Check if all values in list are greater than a certain number

python list function max

284,371

Solution 1

Use the all() function with a generator expression:

>>> my_list1 = [30, 34, 56]
>>> my_list2 = [29, 500, 43]
>>> all(i >= 30 for i in my_list1)
True
>>> all(i >= 30 for i in my_list2)
False

Note that this tests for greater than or equal to 30, otherwise my_list1 would not pass the test either.

If you wanted to do this in a function, you'd use:

def all_30_or_up(ls):
    for i in ls:
        if i < 30:
            return False
    return True

e.g. as soon as you find a value that proves that there is a value below 30, you return False, and return True if you found no evidence to the contrary.

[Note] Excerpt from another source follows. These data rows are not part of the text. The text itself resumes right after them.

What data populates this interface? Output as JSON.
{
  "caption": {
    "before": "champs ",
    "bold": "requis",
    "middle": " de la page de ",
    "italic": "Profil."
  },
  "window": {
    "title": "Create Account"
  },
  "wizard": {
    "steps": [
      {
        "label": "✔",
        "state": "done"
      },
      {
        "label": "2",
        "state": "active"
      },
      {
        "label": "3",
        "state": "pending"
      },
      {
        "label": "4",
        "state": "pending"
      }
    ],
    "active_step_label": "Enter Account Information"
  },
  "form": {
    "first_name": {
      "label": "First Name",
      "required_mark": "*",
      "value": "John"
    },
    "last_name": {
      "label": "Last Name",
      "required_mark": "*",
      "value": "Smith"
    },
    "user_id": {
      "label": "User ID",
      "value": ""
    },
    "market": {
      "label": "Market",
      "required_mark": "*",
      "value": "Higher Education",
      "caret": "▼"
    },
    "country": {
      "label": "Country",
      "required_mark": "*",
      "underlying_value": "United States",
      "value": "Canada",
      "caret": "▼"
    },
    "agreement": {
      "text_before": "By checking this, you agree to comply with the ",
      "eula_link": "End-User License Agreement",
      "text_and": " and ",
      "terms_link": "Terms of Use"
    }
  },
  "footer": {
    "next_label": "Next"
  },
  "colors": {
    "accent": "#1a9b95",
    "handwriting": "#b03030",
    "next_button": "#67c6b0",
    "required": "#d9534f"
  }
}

Similarly, you can use the any() function to test if at least 1 value matches the condition.

Solution 2

...any reason why you can't use min()?

def above(my_list, minimum):
    if min(my_list) >= minimum:
        print "All values are equal or above", minimum
    else:
        print "Not all values are equal or above", minimum

I don't know if this is exactly what you want, but technically, this is what you asked for...

Solution 3

There is a builtin function all:

all (x > limit for x in my_list)

Being limit the value greater than which all numbers must be.

Solution 4

You can use all():

my_list1 = [30,34,56]
my_list2 = [29,500,43]
if all(i >= 30 for i in my_list1):
    print 'yes'
if all(i >= 30 for i in my_list2):
    print 'no'

Note that this includes all numbers equal to 30 or higher, not strictly above 30.

Solution 5

The overall winner between using the np.sum, np.min, and all seems to be np.min in terms of speed for large arrays:

N = 1000000
def func_sum(x):
    my_list = np.random.randn(N)
    return np.sum(my_list < x )==0

def func_min(x):
    my_list = np.random.randn(N)
    return np.min(my_list) >= x

def func_all(x):
    my_list = np.random.randn(N)
    return all(i >= x for i in my_list)

(i need to put the np.array definition inside the function, otherwise the np.min function remembers the value and does not do the computation again when testing for speed with timeit)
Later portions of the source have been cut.